Ivan Poltavets says both politicians were considered energy sector reformers in 2000 when Mr. Yushchenko was prime minister and Ms. Tymoshenko served as his deputy.  But the analyst says they allowed energy problems to accumulate when they assumed the country's top positions in 2005.  He says those problems include wasteful use of supplies.

Poltavets says Ukrainian politicians do not focus on saving resources or at least reducing consumption, but talk instead about the need to get greater and perhaps cheaper supplies of gas.  This, says Poltavets, is the wrong political emphasis.

Analysts say higher energy prices would force efficiency, but populist politicians refuse to raise them for fear of losing elections.

Ukrainian President Viktor Yanukovych recently secured a 30-percent reduction in the price of Russian gas imports for 10 years in exchange for an extension of the lease allowing Russia's Black Sea Fleet to remain in the Ukrainian port of Sevastopol through 2042.  The Ukrainian parliament ratified the agreement without debate, which sparked an egg-throwing brawl last week by lawmakers opposed to the deal.  

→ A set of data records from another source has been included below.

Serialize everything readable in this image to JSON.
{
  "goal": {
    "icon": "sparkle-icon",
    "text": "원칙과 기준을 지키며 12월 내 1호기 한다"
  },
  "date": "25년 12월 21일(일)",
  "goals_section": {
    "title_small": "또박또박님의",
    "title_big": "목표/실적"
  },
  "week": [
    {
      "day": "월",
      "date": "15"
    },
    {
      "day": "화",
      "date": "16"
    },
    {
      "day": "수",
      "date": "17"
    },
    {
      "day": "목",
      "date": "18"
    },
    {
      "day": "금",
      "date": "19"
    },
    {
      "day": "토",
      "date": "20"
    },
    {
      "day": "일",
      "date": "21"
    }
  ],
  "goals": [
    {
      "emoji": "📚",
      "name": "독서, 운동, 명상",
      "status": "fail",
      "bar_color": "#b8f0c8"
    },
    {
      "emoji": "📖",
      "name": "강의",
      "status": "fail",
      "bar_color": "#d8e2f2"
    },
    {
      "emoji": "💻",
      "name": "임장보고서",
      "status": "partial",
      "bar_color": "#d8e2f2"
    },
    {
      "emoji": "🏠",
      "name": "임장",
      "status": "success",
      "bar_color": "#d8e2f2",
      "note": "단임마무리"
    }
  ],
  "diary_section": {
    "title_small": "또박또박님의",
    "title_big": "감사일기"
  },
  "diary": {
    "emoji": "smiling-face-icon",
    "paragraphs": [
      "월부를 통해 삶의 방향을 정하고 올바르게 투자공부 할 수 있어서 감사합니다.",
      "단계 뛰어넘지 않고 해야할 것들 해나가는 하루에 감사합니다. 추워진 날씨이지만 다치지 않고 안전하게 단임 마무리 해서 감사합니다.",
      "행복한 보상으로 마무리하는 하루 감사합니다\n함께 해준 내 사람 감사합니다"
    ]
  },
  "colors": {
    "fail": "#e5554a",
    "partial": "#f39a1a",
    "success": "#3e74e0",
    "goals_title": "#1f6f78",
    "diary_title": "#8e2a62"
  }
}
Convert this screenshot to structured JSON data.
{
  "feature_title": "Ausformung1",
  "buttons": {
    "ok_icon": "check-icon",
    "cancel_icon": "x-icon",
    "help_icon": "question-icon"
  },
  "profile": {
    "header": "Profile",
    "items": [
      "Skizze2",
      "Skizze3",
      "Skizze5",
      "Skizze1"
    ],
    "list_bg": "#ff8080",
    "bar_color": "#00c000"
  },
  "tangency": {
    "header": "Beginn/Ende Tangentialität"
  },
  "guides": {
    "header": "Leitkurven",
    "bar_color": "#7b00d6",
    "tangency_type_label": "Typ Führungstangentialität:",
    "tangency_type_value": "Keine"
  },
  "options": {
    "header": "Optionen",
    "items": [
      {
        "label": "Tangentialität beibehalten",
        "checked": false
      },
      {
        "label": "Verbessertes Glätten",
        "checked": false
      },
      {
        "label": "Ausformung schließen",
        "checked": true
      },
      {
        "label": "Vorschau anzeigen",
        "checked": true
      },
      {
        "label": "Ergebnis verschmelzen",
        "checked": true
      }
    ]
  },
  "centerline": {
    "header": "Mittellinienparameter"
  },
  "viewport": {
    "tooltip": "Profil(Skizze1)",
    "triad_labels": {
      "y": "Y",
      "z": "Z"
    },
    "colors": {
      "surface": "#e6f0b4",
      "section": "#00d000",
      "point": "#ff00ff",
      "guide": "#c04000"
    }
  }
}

Critics argue the agreement violates a constitutional ban of foreign military bases on Ukrainian territory, and also represents a bad energy deal for Ukraine.

Gazprom chairman Alexei Miller says Russia and Ukraine will discuss gas consolidation in Moscow after World War Two Victory Day celebrations on May 9.  There are no details about what either side plans to negotiate.